彼女は照れたように後頭部に手をやって頭をかいた。
ただ助からないのは先生と俺の深層心理だけです。
「山本は凄いショックを受けてたみたいだが…」
楓がもとの落ち着いた口調でそう言った。
「はい、私もあそこまで驚かれるとは…、思いませんでした」
「まぁ、良かったんじゃないか?これであの先生に言い寄られる事はなくなったぞ」
「言い寄るって、嫌だなぁ、楓くん、そんな事するわけないじゃないですか」
「私の事みれば分かるでしょ。はぁ、全くあの男は…」
和水が凄く疲れた声でがっくりと肩を落とした。
「私も彼氏持ちって事にしたら、楽になるかしら」
「それはないな。まず間違いなく彼氏役の方があいつから嫌がらせにあうぞ。ま、ドンマイ雨音」
「っおい、楓。不吉な事言うなよ!」
実際にそうなりそうで怖い。
「山本先生は、ふぅ、これでは何のために来たのか分からないではないか…」
部長が溜め息をつきながら椅子に座り直しそう言った。
滅多に部室に来ないあのものぐさ先生が今日来た理由…
なんだ?
「そういえば、あの人なんで来たんですか?」
「ん?あぁ、それは…」
部長はなにやら言いかけたが、すぐに口の動きを止め、その耽美な口元はいつも浮かべるような嫌な悪戯っぽい笑顔に変わっていた。
「それは、秘密だ。
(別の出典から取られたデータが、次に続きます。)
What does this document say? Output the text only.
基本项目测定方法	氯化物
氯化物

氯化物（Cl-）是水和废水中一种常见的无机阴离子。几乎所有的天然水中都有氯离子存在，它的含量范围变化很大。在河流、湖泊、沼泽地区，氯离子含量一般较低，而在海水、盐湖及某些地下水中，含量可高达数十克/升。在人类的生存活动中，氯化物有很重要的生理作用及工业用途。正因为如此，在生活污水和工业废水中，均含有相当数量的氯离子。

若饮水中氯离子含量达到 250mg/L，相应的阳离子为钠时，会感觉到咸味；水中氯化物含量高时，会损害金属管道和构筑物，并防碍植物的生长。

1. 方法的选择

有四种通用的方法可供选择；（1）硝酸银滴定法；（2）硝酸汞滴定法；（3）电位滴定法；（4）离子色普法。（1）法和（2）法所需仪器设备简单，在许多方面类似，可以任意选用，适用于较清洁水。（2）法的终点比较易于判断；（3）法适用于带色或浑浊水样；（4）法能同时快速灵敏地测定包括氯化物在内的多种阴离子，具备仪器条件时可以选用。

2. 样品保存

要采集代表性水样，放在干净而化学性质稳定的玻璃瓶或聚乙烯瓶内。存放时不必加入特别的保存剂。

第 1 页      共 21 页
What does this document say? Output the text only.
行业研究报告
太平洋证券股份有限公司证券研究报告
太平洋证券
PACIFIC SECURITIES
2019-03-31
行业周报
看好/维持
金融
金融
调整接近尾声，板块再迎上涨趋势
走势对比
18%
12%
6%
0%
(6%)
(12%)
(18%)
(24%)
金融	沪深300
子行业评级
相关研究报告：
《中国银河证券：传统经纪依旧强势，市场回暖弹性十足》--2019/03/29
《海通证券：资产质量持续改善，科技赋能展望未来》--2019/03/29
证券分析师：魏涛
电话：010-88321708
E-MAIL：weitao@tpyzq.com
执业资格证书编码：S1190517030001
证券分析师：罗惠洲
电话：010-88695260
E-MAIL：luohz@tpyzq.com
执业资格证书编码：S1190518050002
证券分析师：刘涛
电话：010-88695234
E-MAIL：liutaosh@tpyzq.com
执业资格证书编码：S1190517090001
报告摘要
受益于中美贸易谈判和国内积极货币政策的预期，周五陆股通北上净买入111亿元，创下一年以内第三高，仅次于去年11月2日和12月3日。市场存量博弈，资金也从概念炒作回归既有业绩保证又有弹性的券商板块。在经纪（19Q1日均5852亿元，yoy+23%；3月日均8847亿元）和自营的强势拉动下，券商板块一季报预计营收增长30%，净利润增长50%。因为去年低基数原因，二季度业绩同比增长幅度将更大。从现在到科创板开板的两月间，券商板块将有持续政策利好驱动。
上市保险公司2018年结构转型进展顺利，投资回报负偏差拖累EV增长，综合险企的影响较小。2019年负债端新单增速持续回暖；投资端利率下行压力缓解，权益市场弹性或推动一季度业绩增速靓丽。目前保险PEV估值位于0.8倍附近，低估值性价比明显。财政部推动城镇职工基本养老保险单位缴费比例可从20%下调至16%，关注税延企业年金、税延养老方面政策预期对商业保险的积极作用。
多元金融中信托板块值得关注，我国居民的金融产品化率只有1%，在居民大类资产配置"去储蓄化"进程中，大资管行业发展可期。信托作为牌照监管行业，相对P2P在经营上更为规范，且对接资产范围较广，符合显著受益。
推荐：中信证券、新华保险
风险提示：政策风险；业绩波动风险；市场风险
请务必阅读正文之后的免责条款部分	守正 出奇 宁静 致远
またの機会にな」
部長がそんな風に物事を伏せる時には必ずと言っていいほど俺の精神に甚大な被害にさらされるのだが、残念ながら部長に言い寄っても教えてくれそうもないし、いつか知れると言っているのだからそうなるのだろう。
俺は今までの心の古傷をなめるように自嘲ぎみに笑った。
どっちみち暗い未来ならば、せめて今は平和というぬるま湯に浸かっていよう。
「部長質問なんですけど…」
「む、なんだ雨音?まだ教えないぞ」
「いや、そっちじゃなくて、単なる好奇心からなんですけど」
「うむ?」
「さっきの山本先生の発言を校長に言ったら解雇させられますよね?」
「まぁ、厳重注意はうけるだろうな」
「色々と綱渡りな人ですねぇ、あの人…」
「ハハハ、頼むから言うなよ!娯楽ラブも潰れちゃうから」
そいつはいいな。
「お、おい、雨音!なんだそのブラックな表情は…」
「いえ、別にぃ」
ま、ぬるま湯が冷めるまで今しばらくはかかるんだろうし、冷めてもこの人なら沸かし直すんだから俺に選択肢なんてはなからないんだけど。
遠くの廊下から山本先生の雄叫びが聞こえた気がした。